To help facilitate this, Ibarra discussed an outreach effort this year that will include increased commuter student involvement.

One way to accomplish this has been Skype, where the SGA has imagined commuter students being able to attend the meetings despite often unfavorable commute times.

According to Roosevelt University’s fall 2016 enrollment and graduation statistics, there are nearly 800 students attending the Schaumburg campus — all of which could benefit from apps like Skype to attend meetings.

Ibarra said she also plans to send informational emails directly from the SGA to students — as opposed to the university announcements sent by student services. Using technology in new and interesting ways will be part of the SGA’s year ahead, according to Ibarra.


Although SGA plans to use technology to improve student participation with the SGA, Ibarra said she also recognizes the power of grassroots organizing.

She explained that approaching students and talking to them has always been an effective way to spread the word and get people involved. More so than “with surveys, with getting people to come to [their] tables,” Ibarra said

Although marketing plans and events can certainly help, to Ibarra, there is nothing better than going to a classroom and starting a discussion.

SGA seeks to have a “very communicative bond with the student body,” Ibarra said.

One of the resources Ibarra plans to utilize for this dialogue is a diverse executive board, consisting of that also come from a wide background of majors.

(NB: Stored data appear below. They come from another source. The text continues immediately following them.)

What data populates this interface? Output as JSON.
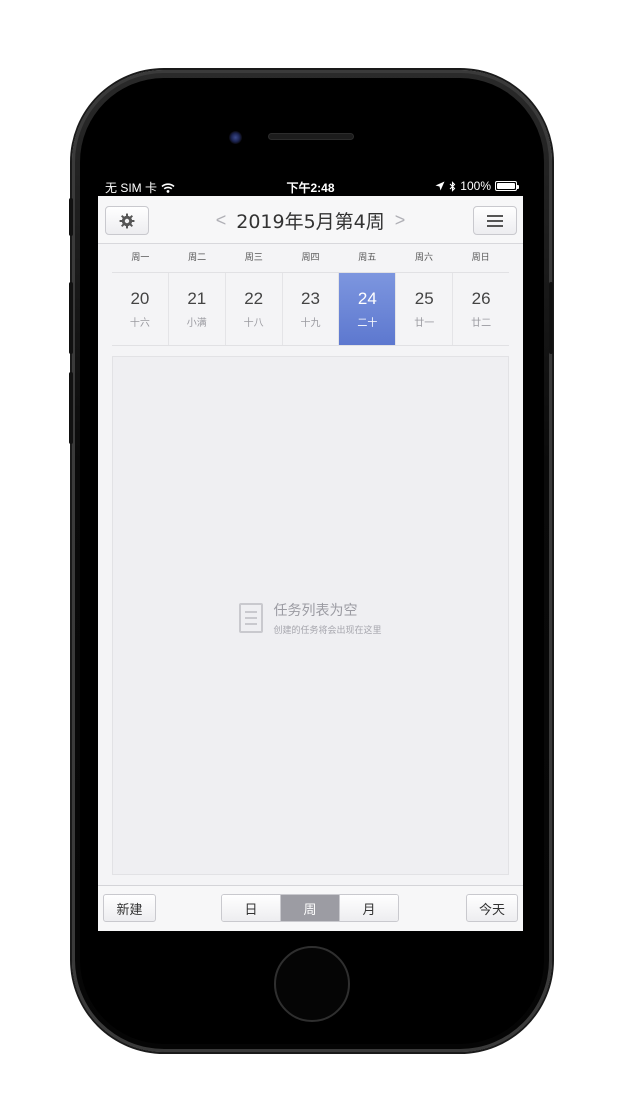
{
  "status_bar": {
    "carrier": "无 SIM 卡",
    "time": "下午2:48",
    "battery": "100%",
    "battery_level": 1.0
  },
  "nav": {
    "title": "2019年5月第4周",
    "prev_arrow": "<",
    "next_arrow": ">",
    "settings_icon": "gear-icon",
    "menu_icon": "hamburger-menu-icon"
  },
  "week": {
    "weekdays": [
      "周一",
      "周二",
      "周三",
      "周四",
      "周五",
      "周六",
      "周日"
    ],
    "days": [
      {
        "num": "20",
        "lunar": "十六"
      },
      {
        "num": "21",
        "lunar": "小满"
      },
      {
        "num": "22",
        "lunar": "十八"
      },
      {
        "num": "23",
        "lunar": "十九"
      },
      {
        "num": "24",
        "lunar": "二十"
      },
      {
        "num": "25",
        "lunar": "廿一"
      },
      {
        "num": "26",
        "lunar": "廿二"
      }
    ],
    "selected_index": 4
  },
  "empty_state": {
    "title": "任务列表为空",
    "subtitle": "创建的任务将会出现在这里",
    "icon": "task-list-icon"
  },
  "toolbar": {
    "new_label": "新建",
    "views": [
      "日",
      "周",
      "月"
    ],
    "active_view": "周",
    "today_label": "今天"
  },
  "colors": {
    "selected_day": "#6a84d6",
    "active_segment": "#9c9ca3",
    "screen_bg": "#f4f4f6"
  }
}
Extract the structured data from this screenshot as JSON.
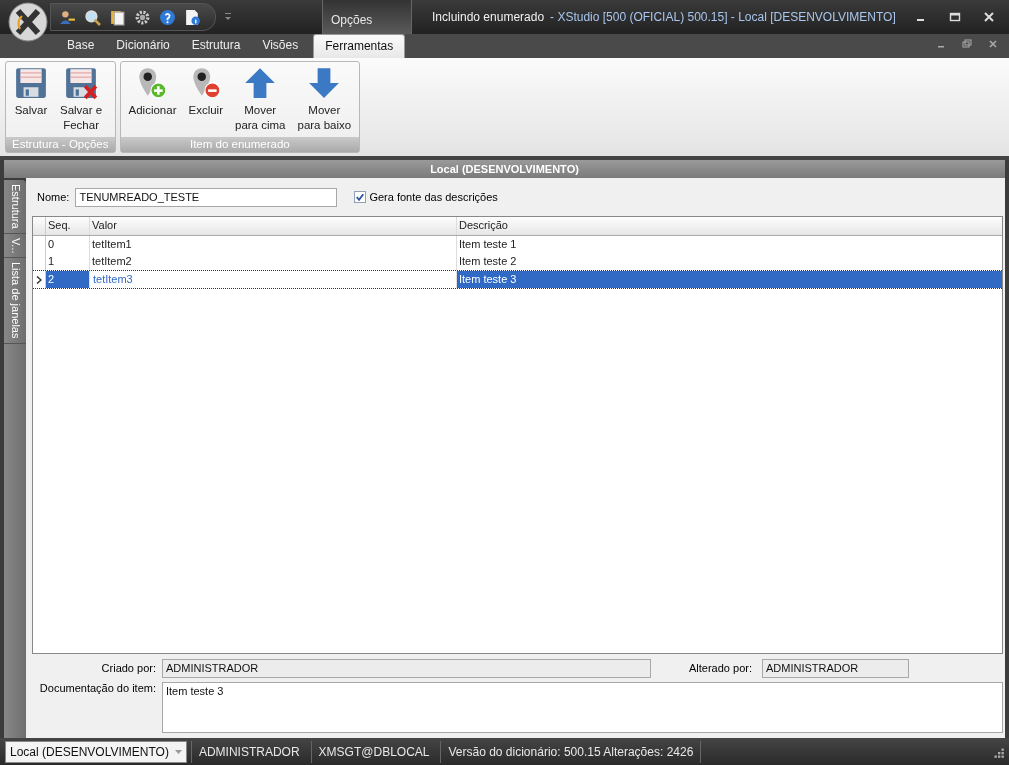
{
  "title_bar": {
    "contextual_tab": "Opções",
    "title": "Incluindo enumerado",
    "app_title": "- XStudio [500 (OFICIAL) 500.15] - Local [DESENVOLVIMENTO]"
  },
  "tabs": [
    {
      "label": "Base",
      "selected": false
    },
    {
      "label": "Dicionário",
      "selected": false
    },
    {
      "label": "Estrutura",
      "selected": false
    },
    {
      "label": "Visões",
      "selected": false
    },
    {
      "label": "Ferramentas",
      "selected": true
    }
  ],
  "ribbon": [
    {
      "label": "Estrutura - Opções",
      "buttons": [
        {
          "kind": "save",
          "label": "Salvar"
        },
        {
          "kind": "save-close",
          "label": "Salvar e\nFechar"
        }
      ]
    },
    {
      "label": "Item do enumerado",
      "buttons": [
        {
          "kind": "add",
          "label": "Adicionar"
        },
        {
          "kind": "delete",
          "label": "Excluir"
        },
        {
          "kind": "up",
          "label": "Mover\npara cima"
        },
        {
          "kind": "down",
          "label": "Mover\npara baixo"
        }
      ]
    }
  ],
  "panel_title": "Local (DESENVOLVIMENTO)",
  "side_tabs": [
    "Estrutura",
    "V...",
    "Lista de janelas"
  ],
  "form": {
    "name_label": "Nome:",
    "name_value": "TENUMREADO_TESTE",
    "checkbox": {
      "label": "Gera fonte das descrições",
      "checked": true
    }
  },
  "grid": {
    "columns": [
      "Seq.",
      "Valor",
      "Descrição"
    ],
    "rows": [
      {
        "cells": [
          "0",
          "tetItem1",
          "Item teste 1"
        ],
        "selected": false
      },
      {
        "cells": [
          "1",
          "tetItem2",
          "Item teste 2"
        ],
        "selected": false
      },
      {
        "cells": [
          "2",
          "tetItem3",
          "Item teste 3"
        ],
        "selected": true
      }
    ]
  },
  "footer": {
    "created_label": "Criado por:",
    "created_value": "ADMINISTRADOR",
    "altered_label": "Alterado por:",
    "altered_value": "ADMINISTRADOR",
    "doc_label": "Documentação do item:",
    "doc_value": "Item teste 3"
  },
  "status_bar": {
    "combo": "Local (DESENVOLVIMENTO)",
    "items": [
      "ADMINISTRADOR",
      "XMSGT@DBLOCAL",
      "Versão do dicionário: 500.15 Alterações: 2426"
    ]
  }
}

Ibarra said she believes that this makes SGA more approachable, and allows the executive board members to encourage students in their respective disciplines to get involved.


Ibarra plans to further Roosevelt’s social justice mission during her time as president as well. To do this, she hopes to build upon the increased student involvement within the SGA to encourage students to realize broader opportunities for civic engagement outside of Roosevelt University.

“These issues that we see on the news are right outside our door,” Ibarra said.